Educators Explore Best Practices In Black Student Achievement
CLEMSON, S.C.
As academicians anxiously await the outcome of the University of Michigan case pending before the U.S. Supreme Court and what will be a precedent setting decision for higher education admissions procedures, more than 200 academic professionals, admissions officers and diversity advocates from around the nation gathered at a recent conference on best practices in Black student achievement.
Sponsored by Clemson University’s office of the president and provost, the conference focused on practices and ways to legally continue the commitment to diversity and help minority students qualify for admission as well as succeed at our nation’s colleges and universities. The program coincided with Clemson’s 40th anniversary commemoration of the desegregation of higher education in South Carolina, which was marked by the enrollment of Clemson’s first African American student, Harvey Gantt, in 1963.

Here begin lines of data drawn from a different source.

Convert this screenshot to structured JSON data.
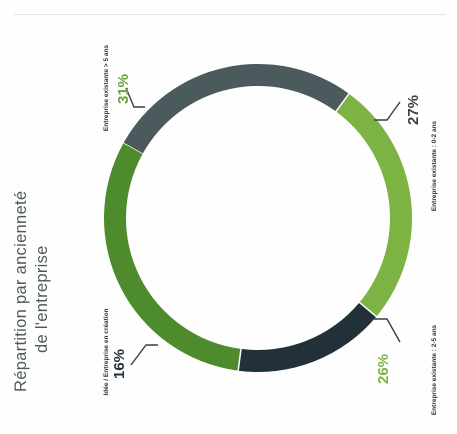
{
  "chart_data": {
    "type": "pie",
    "variant": "donut",
    "orientation": "rotated 90° counter-clockwise",
    "title_lines": [
      "Répartition par ancienneté",
      "de l'entreprise"
    ],
    "slices": [
      {
        "label": "Entreprise existante : 0-2 ans",
        "value": 27,
        "value_label": "27%",
        "color": "#4b5a5c",
        "value_color": "#3a4344"
      },
      {
        "label": "Entreprise existante : 2-5 ans",
        "value": 26,
        "value_label": "26%",
        "color": "#7cb342",
        "value_color": "#7cb342"
      },
      {
        "label": "Idée / Entreprise en création",
        "value": 16,
        "value_label": "16%",
        "color": "#22303a",
        "value_color": "#22303a"
      },
      {
        "label": "Entreprise existante > 5 ans",
        "value": 31,
        "value_label": "31%",
        "color": "#4e8b2c",
        "value_color": "#6aa33a"
      }
    ]
  }
}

Among the conference presenters were admissions officers from the universities of Texas, Georgia and Michigan, all who recently have faced high-profile litigation surrounding their admissions policies. Other distinguished education leaders and keynote speakers included Dr. William E. Kirwan, chancellor of the University System of Maryland; Dr. John Brooks Slaughter, president and CEO of the National Action Council for Minorities in Engineering Inc. (NACME); Dr. Freeman A. Hrabowski III, president of the University of Maryland Baltimore County; and Dr. Arnold Mitchem, president of the Council for Opportunity in Education, an advocate of equal educational opportunity for low-income and disabled Americans.
Dr. Bruce Walker, director of admissions and associate vice president for student affairs at the University of Texas at Austin and Nancy McDuff, director of admissions at the University of Georgia, both said their institutions experienced a drop in the number of Black students and those from other minority groups in the years immediately following lawsuits that prevented them from using the Bakke model, which allowed for the use of race as one factor in admissions decisions.